Always Events, developed in the United States by the Picker Institute and currently directed by the Institute for Healthcare Improvement (IHI), is defined by the aspects of care that always should be completed when patients, their family members, and partners come into contact with healthcare professionals and the healthcare institution.
Always Events focus on patient care aspects which are considered important enough by the patient and their family that care providers should always handle them well.
This blog describes what Always Events implies, how to recognize it, how to create it and how it compares to a Just Culture.
Always Event
The definition of Always Events has a lovely ring to it. Simply put, an Always Event is a promise to the patient. A promise to work together and to listen to them.

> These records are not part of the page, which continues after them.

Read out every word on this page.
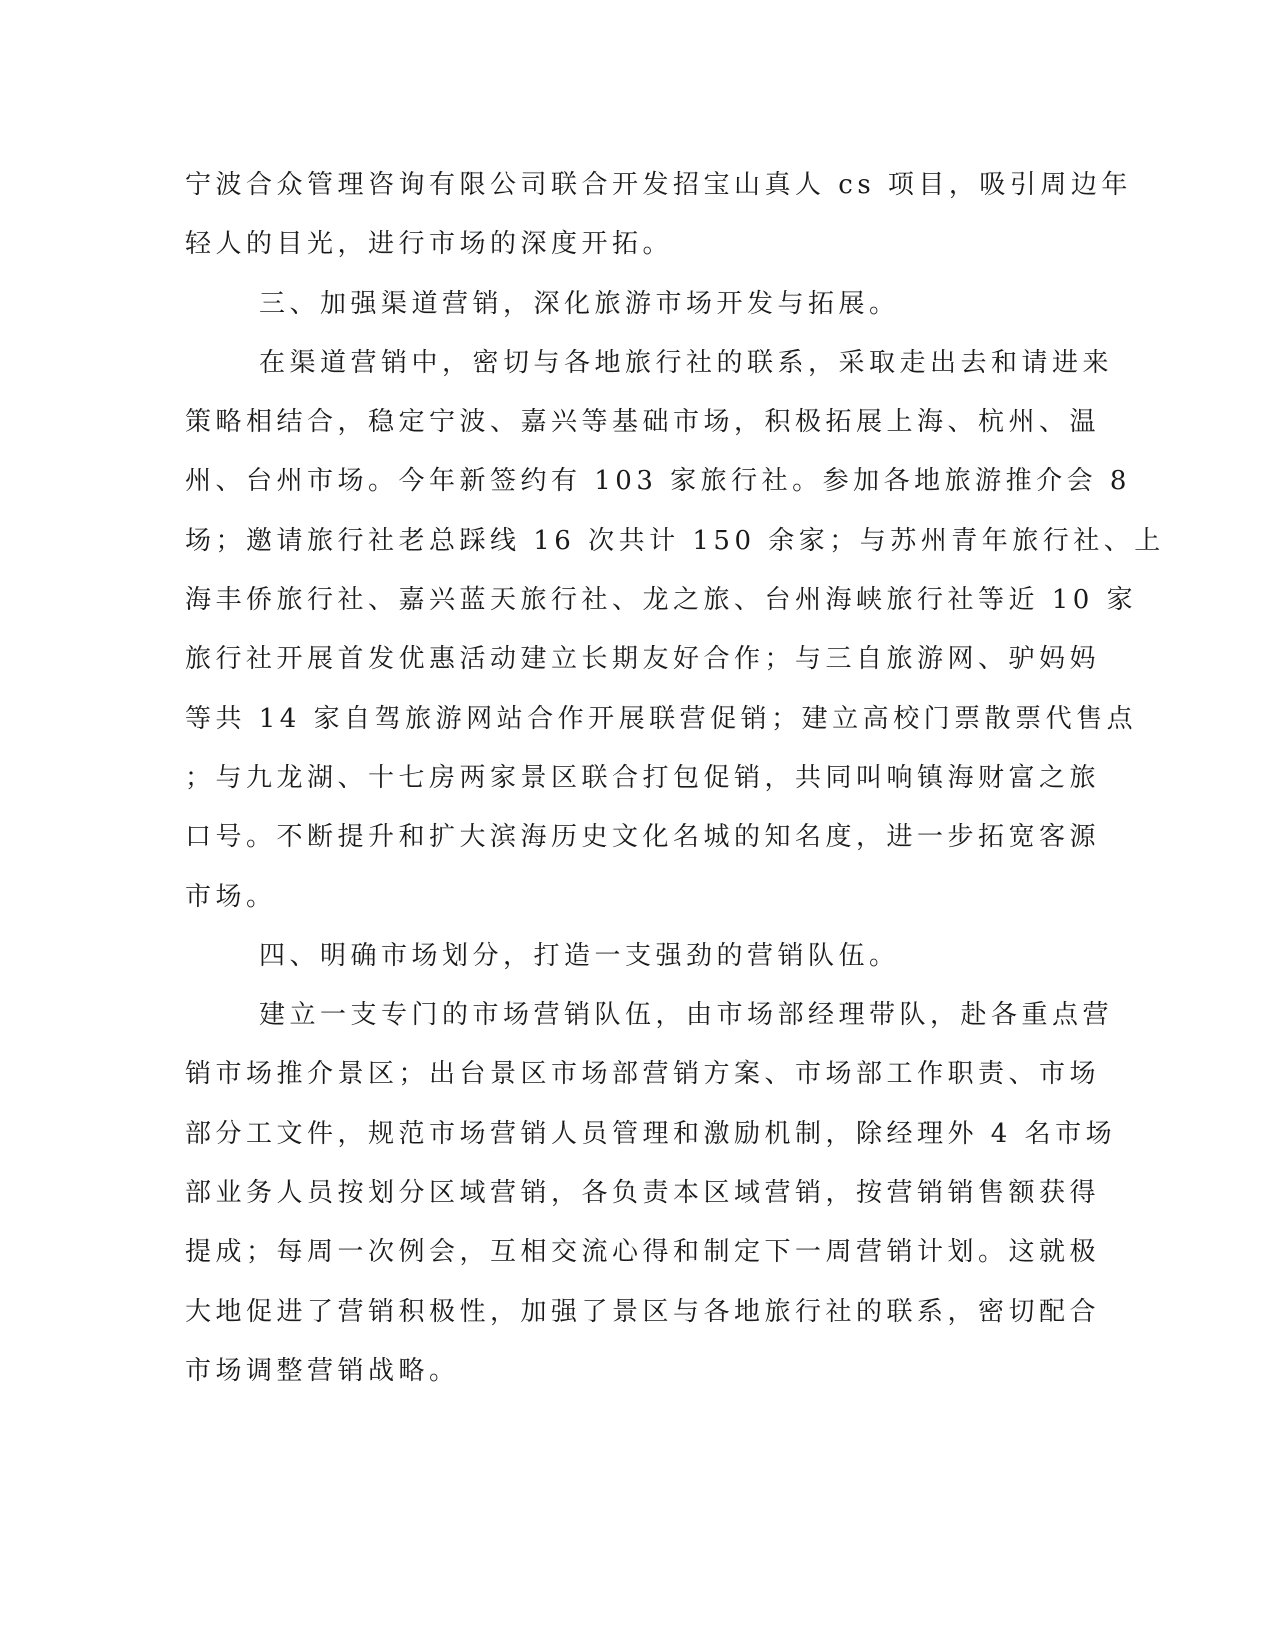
宁波合众管理咨询有限公司联合开发招宝山真人 cs 项目，吸引周边年
轻人的目光，进行市场的深度开拓。
三、加强渠道营销，深化旅游市场开发与拓展。
在渠道营销中，密切与各地旅行社的联系，采取走出去和请进来
策略相结合，稳定宁波、嘉兴等基础市场，积极拓展上海、杭州、温
州、台州市场。今年新签约有 103 家旅行社。参加各地旅游推介会 8
场；邀请旅行社老总踩线 16 次共计 150 余家；与苏州青年旅行社、上
海丰侨旅行社、嘉兴蓝天旅行社、龙之旅、台州海峡旅行社等近 10 家
旅行社开展首发优惠活动建立长期友好合作；与三自旅游网、驴妈妈
等共 14 家自驾旅游网站合作开展联营促销；建立高校门票散票代售点
；与九龙湖、十七房两家景区联合打包促销，共同叫响镇海财富之旅
口号。不断提升和扩大滨海历史文化名城的知名度，进一步拓宽客源
市场。
四、明确市场划分，打造一支强劲的营销队伍。
建立一支专门的市场营销队伍，由市场部经理带队，赴各重点营
销市场推介景区；出台景区市场部营销方案、市场部工作职责、市场
部分工文件，规范市场营销人员管理和激励机制，除经理外 4 名市场
部业务人员按划分区域营销，各负责本区域营销，按营销销售额获得
提成；每周一次例会，互相交流心得和制定下一周营销计划。这就极
大地促进了营销积极性，加强了景区与各地旅行社的联系，密切配合
市场调整营销战略。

The results of this promise must make the patient, their partners, family, and caretakers certain of four things:
- What we are going to do today
- What the next step is
- What is expected of me
- Someone will listen to me
The characteristics of an Always Event
An Always Event is characterised by clear, proactive actions and behaviours that:
- create a foundation for working together with patients, their partners and family members, and other possible caretakers;
- ensure the best possible experience for the patient and improved results;
- serve as a common thread for all parties involved and indicate a dedicated effort to personal and family-oriented care;
- broadens the meaning of healthcare services as a whole.
What Always Events are
- Reliable procedures and behaviours that ensure the best possible patient care.
- Agreed upon with patients, families, partners, and other caretakers.
- Integrated into a coherent, patient-oriented care strategy.
What Always Events are not
- Proven healthcare practices (i.e. hand washing) or a generally applicable professional standard such as treating patients with dignity and respect.
- Improvements on procedures that are done ‘for’ the patient and their family.
- Temporary or improvised improvements.
Where an Always Event distinguishes itself, is in the experiences of the patient, partner, family, and other caretakers that results in an indispensable improvement in the entire healthcare process.
The four criteria for an Always Event
An Always Event must meet these four criteria:
- Important: Patients, partners, family, and other caretakers have deemed it fundamental for the quality of the care provided and expect a positive effect when it is successfully implemented.
- Proven: The Event has proven its value as a contribution to the best possible care and respectful interactions with patients, families, and other caretakers, whether through research or through improvement of quality over the long term.
- Measurable: The Event is specific enough to determine that the procedures or behaviours established are reliable. This is a difficult requirement to quantify in Always Events and is rather ambitious.
- Sustainable and affordable: The Event must be plausible and sustainable without substantial innovations, investments, or the purchase of new equipment. This requirement is primarily intended to have healthcare improvements looked at within the organisation by investing in healthcare processes and relationship-based care.
Always Events and Just Culture
Where Just Culture focuses on the organisation itself and the handling of human errors, Always Events focuses on the patient. By focusing on the positive aspects of healthcare, namely the aspects that a patient must always receive and should also be promised and agreed upon with the patient, partners, their family, and other caretakers, it is not only the healthcare quality and involvement of the caretakers that improves, but particularly the experience and safety of the patient.